The big ‘L’ and ‘F’
Funnyman Chris Rock is coming to Broadway in a new play that aims to take a fresh look at love and fidelity. The play promises to be refreshing, with Chris turning his roll-on-the-floor-in-laughter inducing gags on two such weighty issues. The play may just do for men what The Vagina Monologues did for women — bring into open, humorous discussion, concepts that are considered taboo among a particular gender.
Where love and commitment are concerned, men tend to be slotted into two extremes: The commitment phobic, alpha male who looks at women purely as objects for one night stands, and the chocolate lover, as made famous by Shah Rukh Khan. Of course, it’s chocolate lover that a majority of women are shown swooning over. But does nothing lie in between these two extremes?

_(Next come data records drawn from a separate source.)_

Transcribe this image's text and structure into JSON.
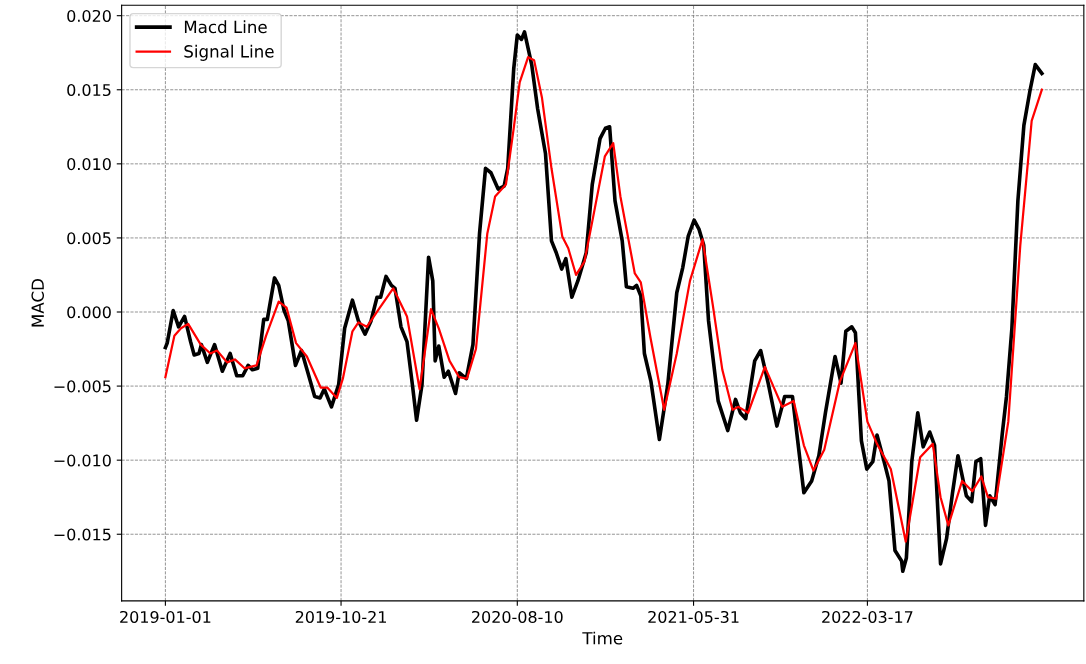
{
  "chart_data": {
    "type": "line",
    "xlabel": "Time",
    "ylabel": "MACD",
    "xlim": [
      "2018-10-20",
      "2023-03-13"
    ],
    "xticks": [
      "2019-01-01",
      "2019-10-21",
      "2020-08-10",
      "2021-05-31",
      "2022-03-17"
    ],
    "ylim": [
      -0.0195,
      0.0207
    ],
    "yticks": [
      {
        "value": -0.015,
        "label": "−0.015"
      },
      {
        "value": -0.01,
        "label": "−0.010"
      },
      {
        "value": -0.005,
        "label": "−0.005"
      },
      {
        "value": 0,
        "label": "0.000"
      },
      {
        "value": 0.005,
        "label": "0.005"
      },
      {
        "value": 0.01,
        "label": "0.010"
      },
      {
        "value": 0.015,
        "label": "0.015"
      },
      {
        "value": 0.02,
        "label": "0.020"
      }
    ],
    "grid": true,
    "legend": "top left",
    "line_style": "solid",
    "series": [
      {
        "name": "Macd Line",
        "color": "#000000",
        "x": [
          "2019-01-01",
          "2019-01-04",
          "2019-01-14",
          "2019-01-23",
          "2019-02-02",
          "2019-02-12",
          "2019-02-18",
          "2019-02-26",
          "2019-03-02",
          "2019-03-12",
          "2019-03-24",
          "2019-04-06",
          "2019-04-19",
          "2019-04-30",
          "2019-05-10",
          "2019-05-19",
          "2019-05-26",
          "2019-06-04",
          "2019-06-14",
          "2019-06-20",
          "2019-07-02",
          "2019-07-09",
          "2019-07-18",
          "2019-07-25",
          "2019-08-06",
          "2019-08-16",
          "2019-08-26",
          "2019-09-07",
          "2019-09-16",
          "2019-09-23",
          "2019-10-05",
          "2019-10-17",
          "2019-10-27",
          "2019-11-09",
          "2019-11-19",
          "2019-11-30",
          "2019-12-10",
          "2019-12-20",
          "2019-12-26",
          "2020-01-04",
          "2020-01-13",
          "2020-01-19",
          "2020-01-29",
          "2020-02-08",
          "2020-02-17",
          "2020-02-24",
          "2020-03-04",
          "2020-03-15",
          "2020-03-22",
          "2020-03-26",
          "2020-04-01",
          "2020-04-10",
          "2020-04-17",
          "2020-04-29",
          "2020-05-05",
          "2020-05-17",
          "2020-05-28",
          "2020-06-08",
          "2020-06-18",
          "2020-06-27",
          "2020-07-09",
          "2020-07-19",
          "2020-07-25",
          "2020-08-04",
          "2020-08-10",
          "2020-08-17",
          "2020-08-22",
          "2020-09-03",
          "2020-09-13",
          "2020-09-26",
          "2020-10-06",
          "2020-10-14",
          "2020-10-23",
          "2020-10-30",
          "2020-11-09",
          "2020-11-19",
          "2020-12-03",
          "2020-12-13",
          "2020-12-26",
          "2021-01-04",
          "2021-01-11",
          "2021-01-20",
          "2021-02-01",
          "2021-02-08",
          "2021-02-19",
          "2021-02-25",
          "2021-03-04",
          "2021-03-10",
          "2021-03-21",
          "2021-04-04",
          "2021-04-18",
          "2021-05-03",
          "2021-05-13",
          "2021-05-22",
          "2021-06-01",
          "2021-06-09",
          "2021-06-17",
          "2021-06-25",
          "2021-07-11",
          "2021-07-27",
          "2021-08-09",
          "2021-08-17",
          "2021-08-26",
          "2021-09-10",
          "2021-09-20",
          "2021-10-03",
          "2021-10-17",
          "2021-10-30",
          "2021-11-12",
          "2021-12-01",
          "2021-12-14",
          "2021-12-26",
          "2022-01-06",
          "2022-01-22",
          "2022-02-01",
          "2022-02-09",
          "2022-02-19",
          "2022-02-25",
          "2022-03-07",
          "2022-03-16",
          "2022-03-26",
          "2022-04-02",
          "2022-04-12",
          "2022-04-22",
          "2022-05-02",
          "2022-05-13",
          "2022-05-15",
          "2022-05-21",
          "2022-05-30",
          "2022-06-09",
          "2022-06-18",
          "2022-06-29",
          "2022-07-07",
          "2022-07-17",
          "2022-07-27",
          "2022-08-06",
          "2022-08-15",
          "2022-08-29",
          "2022-09-07",
          "2022-09-14",
          "2022-09-22",
          "2022-09-30",
          "2022-10-07",
          "2022-10-16",
          "2022-10-28",
          "2022-11-04",
          "2022-11-13",
          "2022-11-23",
          "2022-12-03",
          "2022-12-13",
          "2022-12-22",
          "2023-01-02"
        ],
        "values": [
          -0.0024,
          -0.0021,
          0.0001,
          -0.001,
          -0.0003,
          -0.002,
          -0.0029,
          -0.0028,
          -0.0022,
          -0.0034,
          -0.0022,
          -0.004,
          -0.0028,
          -0.0043,
          -0.0043,
          -0.0036,
          -0.0039,
          -0.0038,
          -0.0005,
          -0.0005,
          0.0023,
          0.0018,
          0.0001,
          -0.0006,
          -0.0036,
          -0.0026,
          -0.004,
          -0.0057,
          -0.0058,
          -0.0052,
          -0.0064,
          -0.0049,
          -0.0011,
          0.0008,
          -0.0006,
          -0.0015,
          -0.0006,
          0.001,
          0.001,
          0.0024,
          0.0018,
          0.0016,
          -0.001,
          -0.002,
          -0.0049,
          -0.0073,
          -0.0049,
          0.0037,
          0.0021,
          -0.0033,
          -0.0023,
          -0.0044,
          -0.004,
          -0.0055,
          -0.0041,
          -0.0045,
          -0.0022,
          0.0053,
          0.0097,
          0.0094,
          0.0083,
          0.0085,
          0.0097,
          0.0164,
          0.0187,
          0.0184,
          0.0189,
          0.0167,
          0.0137,
          0.0107,
          0.0048,
          0.004,
          0.0029,
          0.0036,
          0.001,
          0.0021,
          0.004,
          0.0086,
          0.0117,
          0.0124,
          0.0125,
          0.0075,
          0.0048,
          0.0017,
          0.0016,
          0.0018,
          0.0011,
          -0.0028,
          -0.0047,
          -0.0086,
          -0.0049,
          0.0013,
          0.003,
          0.0051,
          0.0062,
          0.0056,
          0.0045,
          -0.0006,
          -0.006,
          -0.008,
          -0.0059,
          -0.0068,
          -0.0072,
          -0.0033,
          -0.0026,
          -0.0049,
          -0.0077,
          -0.0057,
          -0.0057,
          -0.0122,
          -0.0114,
          -0.0097,
          -0.0068,
          -0.003,
          -0.0048,
          -0.0013,
          -0.001,
          -0.0014,
          -0.0087,
          -0.0106,
          -0.0101,
          -0.0083,
          -0.0098,
          -0.0114,
          -0.0161,
          -0.0168,
          -0.0175,
          -0.0166,
          -0.0101,
          -0.0068,
          -0.0091,
          -0.0081,
          -0.009,
          -0.017,
          -0.0153,
          -0.0122,
          -0.0097,
          -0.0124,
          -0.0128,
          -0.0101,
          -0.0099,
          -0.0144,
          -0.0124,
          -0.013,
          -0.0082,
          -0.0057,
          -0.0011,
          0.0075,
          0.0126,
          0.0149,
          0.0167,
          0.0161
        ]
      },
      {
        "name": "Signal Line",
        "color": "#ff0000",
        "x": [
          "2019-01-01",
          "2019-01-16",
          "2019-01-27",
          "2019-02-08",
          "2019-03-01",
          "2019-03-17",
          "2019-03-28",
          "2019-04-14",
          "2019-04-27",
          "2019-05-13",
          "2019-06-02",
          "2019-06-18",
          "2019-07-09",
          "2019-07-22",
          "2019-08-07",
          "2019-08-25",
          "2019-09-17",
          "2019-09-28",
          "2019-10-14",
          "2019-10-24",
          "2019-11-09",
          "2019-11-19",
          "2019-12-03",
          "2019-12-23",
          "2020-01-16",
          "2020-02-08",
          "2020-02-29",
          "2020-03-19",
          "2020-04-01",
          "2020-04-19",
          "2020-05-05",
          "2020-05-18",
          "2020-06-02",
          "2020-06-21",
          "2020-07-04",
          "2020-07-22",
          "2020-08-04",
          "2020-08-14",
          "2020-08-28",
          "2020-09-07",
          "2020-09-20",
          "2020-10-06",
          "2020-10-24",
          "2020-11-03",
          "2020-11-16",
          "2020-11-30",
          "2020-12-13",
          "2021-01-03",
          "2021-01-17",
          "2021-01-29",
          "2021-02-22",
          "2021-03-04",
          "2021-03-20",
          "2021-04-12",
          "2021-05-03",
          "2021-05-25",
          "2021-06-15",
          "2021-07-02",
          "2021-07-18",
          "2021-08-04",
          "2021-08-14",
          "2021-08-30",
          "2021-09-27",
          "2021-10-26",
          "2021-11-14",
          "2021-12-01",
          "2021-12-17",
          "2022-01-04",
          "2022-01-30",
          "2022-02-25",
          "2022-03-17",
          "2022-04-02",
          "2022-04-25",
          "2022-05-20",
          "2022-06-13",
          "2022-07-04",
          "2022-07-17",
          "2022-07-30",
          "2022-08-22",
          "2022-09-08",
          "2022-09-23",
          "2022-10-04",
          "2022-10-18",
          "2022-11-07",
          "2022-11-27",
          "2022-12-16",
          "2023-01-02"
        ],
        "values": [
          -0.0044,
          -0.0016,
          -0.0011,
          -0.0008,
          -0.0022,
          -0.0028,
          -0.0026,
          -0.0034,
          -0.0032,
          -0.0038,
          -0.0036,
          -0.0016,
          0.0007,
          0.0003,
          -0.0021,
          -0.003,
          -0.0051,
          -0.0051,
          -0.0058,
          -0.0045,
          -0.0013,
          -0.0007,
          -0.001,
          0.0002,
          0.0016,
          -0.0003,
          -0.0052,
          0.0002,
          -0.0011,
          -0.0033,
          -0.0044,
          -0.0045,
          -0.0025,
          0.0053,
          0.0078,
          0.0086,
          0.0124,
          0.0155,
          0.0172,
          0.017,
          0.0145,
          0.0097,
          0.0051,
          0.0043,
          0.0025,
          0.0034,
          0.0061,
          0.0105,
          0.0114,
          0.0078,
          0.0026,
          0.002,
          -0.0017,
          -0.0066,
          -0.0028,
          0.0021,
          0.0049,
          0.0005,
          -0.0039,
          -0.0066,
          -0.0064,
          -0.0068,
          -0.0037,
          -0.0064,
          -0.006,
          -0.009,
          -0.0107,
          -0.0093,
          -0.0047,
          -0.0021,
          -0.0074,
          -0.0089,
          -0.0106,
          -0.0155,
          -0.0098,
          -0.0089,
          -0.0125,
          -0.0144,
          -0.0114,
          -0.0121,
          -0.0111,
          -0.0125,
          -0.0126,
          -0.0074,
          0.0045,
          0.0129,
          0.015
        ]
      }
    ]
  }
}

Investment adviser Ankush Makhija says most men have a common conception of fidelity, but differ widely on what they expect from love. “Fidelity to me, as to most men, means physical loyalty, which is hard enough. The problem is that most women expect men to be loyal in their minds as well — which is impossible. So men tend to lie, and women pretend to believe those lies,” he says.
But the male species fall deep when they do fall in love, qualifies Ankush: “As Shakespeare once said, ‘love doth make jackasses of us all’, I think that for all our posturing, men are the greater fools for love. We just pretend that we’re not, because it’s cooler that way.”
Law student Samarth Moray, on the other hand, entertains no such tender feelings. “They mean nothing,” he asserts, grudgingly admitting that it may be because he’s had several bad relationships.
While some display honesty and others dismissiveness, a lot of men still treat love and fidelity as concepts deserving ridicule. “Love is when the moon hits your eye like a big pizza pie,” jests Delhi-based blogger Bharat Iyer. “And fidelity is the degree to which an electronic system accurately reproduces the sound or image of its input signal.”
Dance guru Sandeep Soparrkar puts the concepts back in perspective: “I don’t believe love and fidelity have changed for either the ‘New Age’ or the ‘Old Age’ man! There were men whom you called ‘a one-woman man’ and there were others who had plenty of affairs. And there are as many men of both types even now. It’s an individual’s choice. You can never spot a trend where men are concerned.”